01 Feb Making New Friends Mid-life
The art and science of making new friends mid-life
I’ve recently been thinking about making new friends mid-life. A couple of days ago this lovely lady, my friend Hulya Erdal of http://www.madebythechef.com was 50. I first met Hulya in the playground where my daughter and her son were attending nursery. I was drawn to her infectious smile and knew, from our very first conversation, that we would be friends. We are very different. Hulya is a real extrovert, bubbly and gregarious, with a truly generous heart. I am quieter, and it takes a while to get to know me, and vice versa. I often envy Hulya’s easy manner!
When I turned 50, Hulya was my obvious choice to go to Le Manoir au Quatre Saisons with. Even though she was battling a bad cold, Hulya made the evening a night to remember.
I believe the quality of your friendships are one of the most important things about your fifties. I have old have friends from school that make me feel like I’m a teenager again. Pals from University who I have known for more than half their lives. Friends who I’ve met through my children, and countless mates I’ve met through my business. All of them add richness and variety to my life. I like to think that I do the same.
However, I’m also sure that it’s vital to keep making new friends. It’s a skill that we shouldn’t abandon, even though it can tempting to think we have all the friends we need. Hulya is excellent at this and seems to do it effortlessly. But what is it that turns someone from an acquaintance or colleague into a friend? Can you force it, or make it happen, or should it just come naturally? Can you even make a new friend under lockdown?

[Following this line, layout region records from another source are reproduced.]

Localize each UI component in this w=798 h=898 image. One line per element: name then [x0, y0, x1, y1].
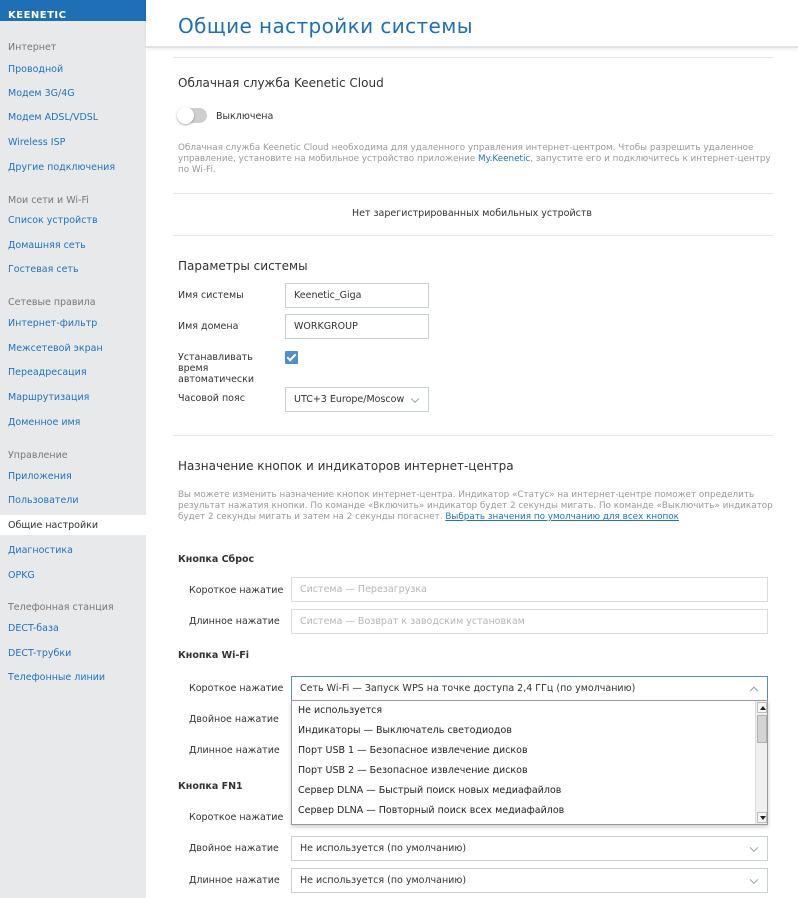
cloud-section-title: Облачная служба Keenetic Cloud	[178, 76, 384, 90]
divider	[173, 235, 773, 236]
nav-item-diagnostics[interactable]: Диагностика	[8, 545, 73, 556]
page-header	[146, 0, 798, 48]
dropdown-option[interactable]: Не используется	[298, 705, 383, 716]
fn1-double-select[interactable]	[291, 836, 768, 861]
nav-item-other-connections[interactable]: Другие подключения	[8, 162, 116, 173]
chevron-down-icon	[411, 394, 419, 402]
buttons-section-title: Назначение кнопок и индикаторов интернет-центра	[178, 459, 514, 473]
dropdown-option[interactable]: Сервер DLNA — Быстрый поиск новых медиафайлов	[298, 785, 562, 796]
nav-item-wired[interactable]: Проводной	[8, 64, 64, 75]
auto-time-label-line: Устанавливать	[178, 352, 253, 363]
logo-bar	[0, 0, 146, 21]
reset-button-heading: Кнопка Сброс	[178, 554, 255, 565]
nav-item-users[interactable]: Пользователи	[8, 495, 79, 506]
toggle-knob	[177, 107, 194, 124]
scrollbar-thumb[interactable]	[757, 715, 767, 743]
wifi-short-value: Сеть Wi-Fi — Запуск WPS на точке доступа 2,4 ГГц (по умолчанию)	[300, 683, 636, 694]
reset-short-label: Короткое нажатие	[189, 585, 284, 596]
nav-item-dect-base[interactable]: DECT-база	[8, 623, 59, 634]
nav-item-dect-handsets[interactable]: DECT-трубки	[8, 648, 72, 659]
buttons-desc-text: Вы можете изменить назначение кнопок интернет-центра. Индикатор «Статус» на интернет-центре поможет определить результат нажатия кнопки. По команде «Включить» индикатор будет 2 секунды мигать. По команде «Выключить» индикатор будет 2 секунды мигать и затем на 2 секунды погаснет.	[178, 490, 773, 522]
reset-short-value: Система — Перезагрузка	[300, 584, 427, 595]
cloud-desc-text: Облачная служба Keenetic Cloud необходима для удаленного управления интернет-центром. Чтобы разрешить удаленное управление, установите на мобильное устройство приложение	[178, 143, 754, 164]
fn1-long-select[interactable]	[291, 868, 768, 893]
auto-time-label	[178, 352, 254, 385]
reset-long-label: Длинное нажатие	[189, 616, 280, 627]
divider	[173, 57, 773, 58]
nav-item-general-settings[interactable]: Общие настройки	[0, 515, 146, 535]
nav-item-modem-adsl[interactable]: Модем ADSL/VDSL	[8, 112, 99, 123]
dropdown-option[interactable]: Сервер DLNA — Повторный поиск всех медиафайлов	[298, 805, 565, 816]
domain-name-value: WORKGROUP	[294, 321, 358, 332]
nav-item-phone-lines[interactable]: Телефонные линии	[8, 672, 106, 683]
auto-time-label-line: время	[178, 363, 209, 374]
logo[interactable]: KEENETIC	[8, 10, 67, 21]
nav-item-guest-network[interactable]: Гостевая сеть	[8, 264, 79, 275]
nav-item-modem-3g4g[interactable]: Модем 3G/4G	[8, 88, 75, 99]
reset-defaults-link[interactable]: Выбрать значения по умолчанию для всех кнопок	[445, 512, 679, 522]
wifi-short-dropdown-list[interactable]	[291, 700, 768, 825]
divider	[173, 435, 773, 436]
nav-group-internet: Интернет	[8, 42, 57, 53]
dropdown-option[interactable]: Индикаторы — Выключатель светодиодов	[298, 725, 512, 736]
nav-item-forwarding[interactable]: Переадресация	[8, 367, 87, 378]
timezone-value: UTC+3 Europe/Moscow	[294, 394, 405, 405]
nav-item-firewall[interactable]: Межсетевой экран	[8, 343, 103, 354]
wifi-short-select[interactable]	[291, 676, 768, 701]
nav-item-routing[interactable]: Маршрутизация	[8, 392, 90, 403]
dropdown-option[interactable]: Порт USB 2 — Безопасное извлечение дисков	[298, 765, 528, 776]
nav-item-applications[interactable]: Приложения	[8, 471, 72, 482]
cloud-toggle[interactable]	[178, 108, 207, 123]
reset-long-value: Система — Возврат к заводским установкам	[300, 616, 525, 627]
fn1-long-value: Не используется (по умолчанию)	[300, 875, 467, 886]
fn1-short-label: Короткое нажатие	[189, 812, 284, 823]
scroll-down-arrow-icon[interactable]	[757, 812, 767, 823]
nav-item-opkg[interactable]: OPKG	[8, 570, 35, 581]
main-content	[146, 50, 798, 898]
wifi-long-label: Длинное нажатие	[189, 745, 280, 756]
auto-time-label-line: автоматически	[178, 374, 255, 385]
timezone-select[interactable]	[285, 387, 429, 412]
cloud-desc-text-end: , запустите его и подключитесь к интернет-центру по Wi-Fi.	[178, 154, 771, 175]
system-name-input[interactable]	[285, 283, 429, 308]
sidebar	[0, 0, 146, 898]
system-name-value: Keenetic_Giga	[294, 290, 362, 301]
cloud-toggle-label: Выключена	[216, 111, 274, 122]
wifi-short-label: Короткое нажатие	[189, 683, 284, 694]
nav-item-domain-name[interactable]: Доменное имя	[8, 417, 81, 428]
fn1-long-label: Длинное нажатие	[189, 875, 280, 886]
my-keenetic-link[interactable]: My.Keenetic	[478, 154, 531, 164]
fn1-double-label: Двойное нажатие	[189, 843, 279, 854]
nav-item-device-list[interactable]: Список устройств	[8, 215, 98, 226]
nav-item-wireless-isp[interactable]: Wireless ISP	[8, 137, 66, 148]
dropdown-option[interactable]: Порт USB 1 — Безопасное извлечение дисков	[298, 745, 528, 756]
system-section-title: Параметры системы	[178, 259, 308, 273]
dropdown-scrollbar[interactable]	[755, 701, 767, 824]
timezone-label: Часовой пояс	[178, 393, 245, 404]
reset-long-select	[291, 609, 768, 634]
system-name-label: Имя системы	[178, 290, 244, 301]
no-devices-message: Нет зарегистрированных мобильных устройств	[351, 208, 593, 219]
wifi-double-label: Двойное нажатие	[189, 714, 279, 725]
nav-group-rules: Сетевые правила	[8, 297, 96, 308]
nav-group-management: Управление	[8, 450, 68, 461]
nav-group-networks: Мои сети и Wi-Fi	[8, 195, 89, 206]
buttons-description	[178, 490, 773, 523]
page-title: Общие настройки системы	[178, 14, 473, 38]
scroll-up-arrow-icon[interactable]	[757, 702, 767, 713]
reset-short-select	[291, 577, 768, 602]
fn1-double-value: Не используется (по умолчанию)	[300, 843, 467, 854]
nav-item-internet-filter[interactable]: Интернет-фильтр	[8, 318, 98, 329]
nav-item-home-network[interactable]: Домашняя сеть	[8, 240, 86, 251]
divider	[173, 193, 773, 194]
domain-name-label: Имя домена	[178, 321, 239, 332]
nav-group-telephony: Телефонная станция	[8, 602, 114, 613]
wifi-button-heading: Кнопка Wi-Fi	[178, 650, 250, 661]
chevron-down-icon	[750, 843, 758, 851]
domain-name-input[interactable]	[285, 314, 429, 339]
chevron-down-icon	[750, 875, 758, 883]
auto-time-checkbox[interactable]	[285, 351, 298, 364]
fn1-button-heading: Кнопка FN1	[178, 781, 243, 792]
cloud-description	[178, 143, 773, 176]
chevron-up-icon	[750, 686, 758, 694]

For me, my recent friends, have come from doing courses, programmes and my Masters. I haven’t made any new friends through social media. When I posted this on social media, people said that may others through walking the dog, joining art or poetry groups on Facebook, or doing programmes or classes, as I did.
Here are five things I do know:
1. Don’t go on first impressions. Give people more than one chance, I remember meeting someone I initially didn’t like. Somehow, everything about her seemed angular and sharp…even the way she talked. When I found out she and I were going to be in a small group together I groaned inwardly. However, over time I got to know her better and we bonded. We’ve just about lost touch now, but we had many goof years of friendship.
2. On that note, you may have to let some people to go to let new ones in. Dropping people doesn’t have to mean to announce it in an email, with all the reasons why. Just let new things take over, fo both of you.
3. Stay open to opportunities. When you get the opportunity to try something out of your comfort zone, or a new class or course, go for it with open-mindedness.
4. Revisit old friends from the past that you’d like to reconnect with and see how that feels. Things may have moved on, but it could be the start of your friendship 2.0
5. Smile. It makes you much more approachable, even on Zoom.